Fuse block replacement tutorial
#1 light blue/red - Hot with light switch turned all the way to the left, nothing when turned all the way to the right.
#2 light blue/red - Hot with light switch turned all the way to the left, nothing when turned all the way to the right.
#3 light blue/red - Hot no matter what position the light switch is in.
When #1 or #2 are hooked to the new fuse block with the ignition on - no dash lights (no matter what way you turn the light switch).
When #3 is hooked to the fuse block and ignition is on - + Dash lights (no matter what way you turn the light switch).
So does this mean that wire #1 and #2 must be for the dimmer?
Is #3 the wire that should be hooked to the fuse block and why does it have constant current?
Number 3 should not have constant current. It should work like #1 and #2.
The light switch supplys power and dims the Lt/Blue/Red wire circut.
How are you hooking this up to the fuse panel? The Fuse space that you hook up to the panel must be isolated from all other power sources except the one coming from the headlamp switches LtBlue/Red strip wire. Power comes from the headlamp switch to the fuse panel, originally, not visa/versa.
1. I should not have power from the fuse panel running through any of these wires.
2. They should run passively through a fuse in the box.
Now I need to figure out why one lt blue/red wire is hot all the time.
I have no idea?
What I would do. is unplug the light switch and see if there is still power at the Lt.
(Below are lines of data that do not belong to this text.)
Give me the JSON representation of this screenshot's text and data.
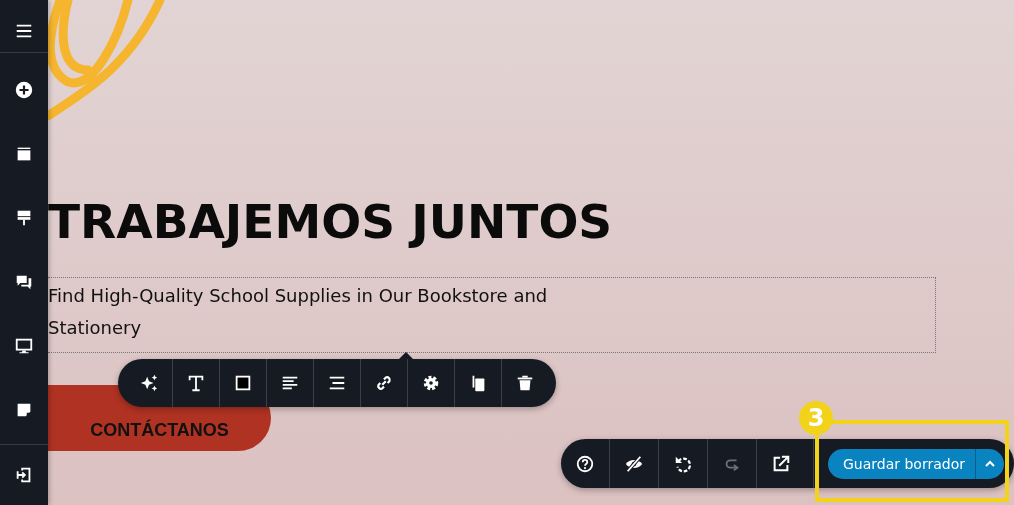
{
  "sidebar": {
    "items": [
      {
        "kind": "menu"
      },
      {
        "kind": "add"
      },
      {
        "kind": "pages"
      },
      {
        "kind": "brush"
      },
      {
        "kind": "chat"
      },
      {
        "kind": "monitor"
      },
      {
        "kind": "note"
      },
      {
        "kind": "exit"
      }
    ]
  },
  "hero": {
    "heading": "TRABAJEMOS JUNTOS",
    "text": "Find High-Quality School Supplies in Our Bookstore and Stationery",
    "button": "CONTÁCTANOS"
  },
  "element_toolbar": {
    "tools": [
      {
        "kind": "sparkle"
      },
      {
        "kind": "text"
      },
      {
        "kind": "square"
      },
      {
        "kind": "align"
      },
      {
        "kind": "center"
      },
      {
        "kind": "link"
      },
      {
        "kind": "gear"
      },
      {
        "kind": "copy"
      },
      {
        "kind": "trash"
      }
    ]
  },
  "bottom_bar": {
    "tools": [
      {
        "kind": "help",
        "disabled": false
      },
      {
        "kind": "hide",
        "disabled": false
      },
      {
        "kind": "undo",
        "disabled": false
      },
      {
        "kind": "redo",
        "disabled": true
      },
      {
        "kind": "open",
        "disabled": false
      }
    ],
    "save_button": "Guardar borrador"
  },
  "annotation": {
    "number": "3"
  }
}
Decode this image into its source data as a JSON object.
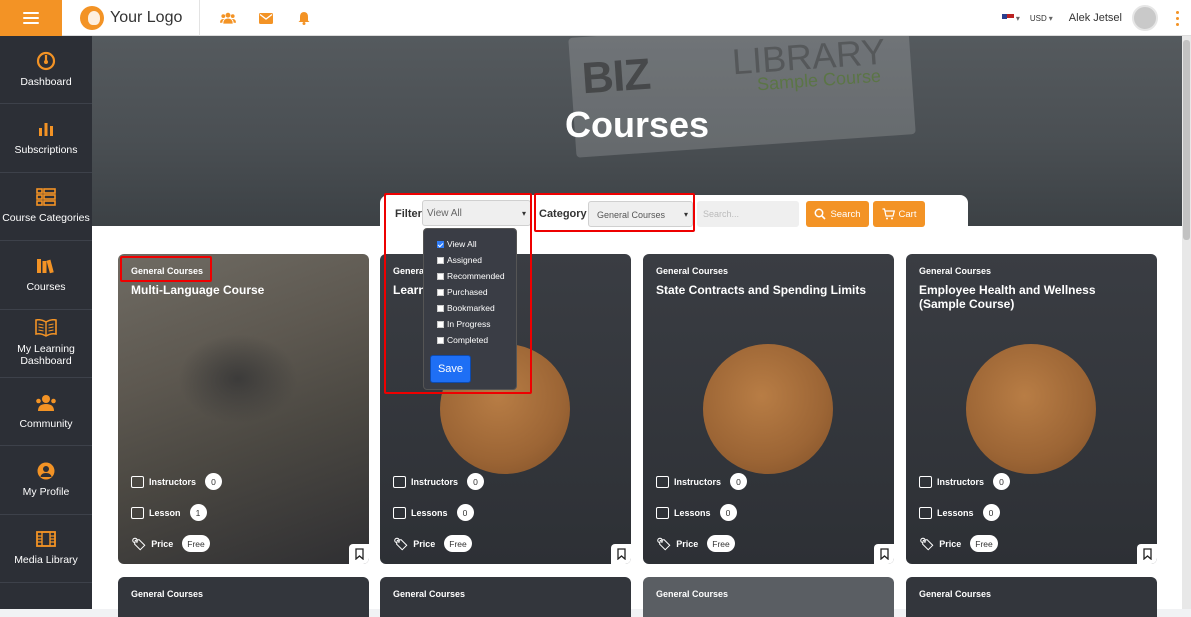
{
  "header": {
    "logo_text": "Your Logo",
    "currency": "USD",
    "user_name": "Alek Jetsel"
  },
  "sidebar": {
    "items": [
      {
        "label": "Dashboard",
        "icon": "dashboard-icon"
      },
      {
        "label": "Subscriptions",
        "icon": "bar-chart-icon"
      },
      {
        "label": "Course Categories",
        "icon": "list-icon"
      },
      {
        "label": "Courses",
        "icon": "books-icon"
      },
      {
        "label": "My Learning Dashboard",
        "icon": "open-book-icon"
      },
      {
        "label": "Community",
        "icon": "community-icon"
      },
      {
        "label": "My Profile",
        "icon": "user-icon"
      },
      {
        "label": "Media Library",
        "icon": "film-icon"
      }
    ]
  },
  "hero": {
    "title": "Courses",
    "banner_brand": "BIZ",
    "banner_brand2": "LIBRARY",
    "banner_sub": "Sample Course"
  },
  "filters": {
    "filter_label": "Filter",
    "filter_value": "View All",
    "category_label": "Category",
    "category_value": "General Courses",
    "search_placeholder": "Search...",
    "search_btn": "Search",
    "cart_btn": "Cart",
    "options": [
      {
        "label": "View All",
        "checked": true
      },
      {
        "label": "Assigned",
        "checked": false
      },
      {
        "label": "Recommended",
        "checked": false
      },
      {
        "label": "Purchased",
        "checked": false
      },
      {
        "label": "Bookmarked",
        "checked": false
      },
      {
        "label": "In Progress",
        "checked": false
      },
      {
        "label": "Completed",
        "checked": false
      }
    ],
    "save_btn": "Save"
  },
  "cards": [
    {
      "category": "General Courses",
      "title": "Multi-Language Course",
      "instructors_label": "Instructors",
      "instructors": "0",
      "lessons_label": "Lesson",
      "lessons": "1",
      "price_label": "Price",
      "price": "Free"
    },
    {
      "category": "General Courses",
      "title": "Learn",
      "instructors_label": "Instructors",
      "instructors": "0",
      "lessons_label": "Lessons",
      "lessons": "0",
      "price_label": "Price",
      "price": "Free"
    },
    {
      "category": "General Courses",
      "title": "State Contracts and Spending Limits",
      "instructors_label": "Instructors",
      "instructors": "0",
      "lessons_label": "Lessons",
      "lessons": "0",
      "price_label": "Price",
      "price": "Free"
    },
    {
      "category": "General Courses",
      "title": "Employee Health and Wellness (Sample Course)",
      "instructors_label": "Instructors",
      "instructors": "0",
      "lessons_label": "Lessons",
      "lessons": "0",
      "price_label": "Price",
      "price": "Free"
    }
  ],
  "cards_row2": [
    {
      "category": "General Courses"
    },
    {
      "category": "General Courses"
    },
    {
      "category": "General Courses"
    },
    {
      "category": "General Courses"
    }
  ],
  "colors": {
    "accent": "#f39325",
    "sidebar": "#2c2f36",
    "highlight": "#ee0000",
    "save": "#1e6ff5"
  }
}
Blue/Red wire in question. If there is not power with it unplugged, then the headlamp switch is faulty and must be replaced. It's bleeding power through the switch when it's off, etc...
If there is still power with the switch unplugged, remove one fuse in the panel, one at a time, with the light switch still unplugged, untill the lt. blue/red stripe wire is dead. The fuse that you pull that makes the wire dead, is protecting the circut that the, Lt. Blue/Red stripe wire is shorted between. If none of them make the wire dead. The short is in a circut not protected by the fuse panel. Possibly the wire that feeds the fuse panel, or one protected by a fuse link.
Hope this helps
Believe it or not there were approximately 10 wires that were bare wires touching and grounding to the frame under the truck near the transverse case where the previous owner had spliced into the rear lights. After repairing the wires, the dome light and dash wiring is working perfectly. Actually all the wiring in the truck is now functioning properly.
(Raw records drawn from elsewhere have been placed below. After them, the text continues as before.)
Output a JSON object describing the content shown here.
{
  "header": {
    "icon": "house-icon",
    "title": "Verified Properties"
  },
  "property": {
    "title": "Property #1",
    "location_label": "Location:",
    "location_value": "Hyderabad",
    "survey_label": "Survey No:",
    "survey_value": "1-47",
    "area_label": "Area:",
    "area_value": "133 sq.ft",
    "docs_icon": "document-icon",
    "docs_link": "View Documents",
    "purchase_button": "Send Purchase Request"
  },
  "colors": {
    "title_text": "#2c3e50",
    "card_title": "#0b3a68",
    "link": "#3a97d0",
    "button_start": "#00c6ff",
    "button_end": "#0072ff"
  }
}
I did run into two unknown wires on my 2 hour journey under the 6 inch lifted ford (glad I went with the 6 inch now).
Purple wire hanging down near transmission????
Green wire hanging down near transverse case????
Cant seem to pinpoint these in the haynes manual. Any one know what they do?
I did run into two unknown wires on my 2 hour journey under the 6 inch lifted ford (glad I went with the 6 inch now).
Purple wire hanging down near transmission????
Green wire hanging down near transverse case????
Cant seem to pinpoint these in the haynes manual. Any one know what they do?
For instance - Purple/White stripe wire is the Dual brake warning switch wire. The switch is located on the frame rail on the porportioning valve.
Solid Green is for the Right rear turn signal and brake lights.
There are a half a dozen green and purple wires, all with different color stripes or markings. Why it's important to find out if there is a tracer color or stripe on the wires.
There are two green wires. One small light green wire which is hooked to my turn signal just as you indicated.
This is a larger solid darker green wire.
Again, I am not 100% that they are solid, I will check them out tomorrow.
The solid green wire appears to run to the mid gas tank sending unit. This may be a spliced wire. The gas gauge pegs full when this is grounded.
Where should this purple/white wire run to and from?
Ford Trucks for Ford Truck Enthusiasts
There is also a green wire, (no tracer) that goes to the Mid tank sending unit. Confirmed.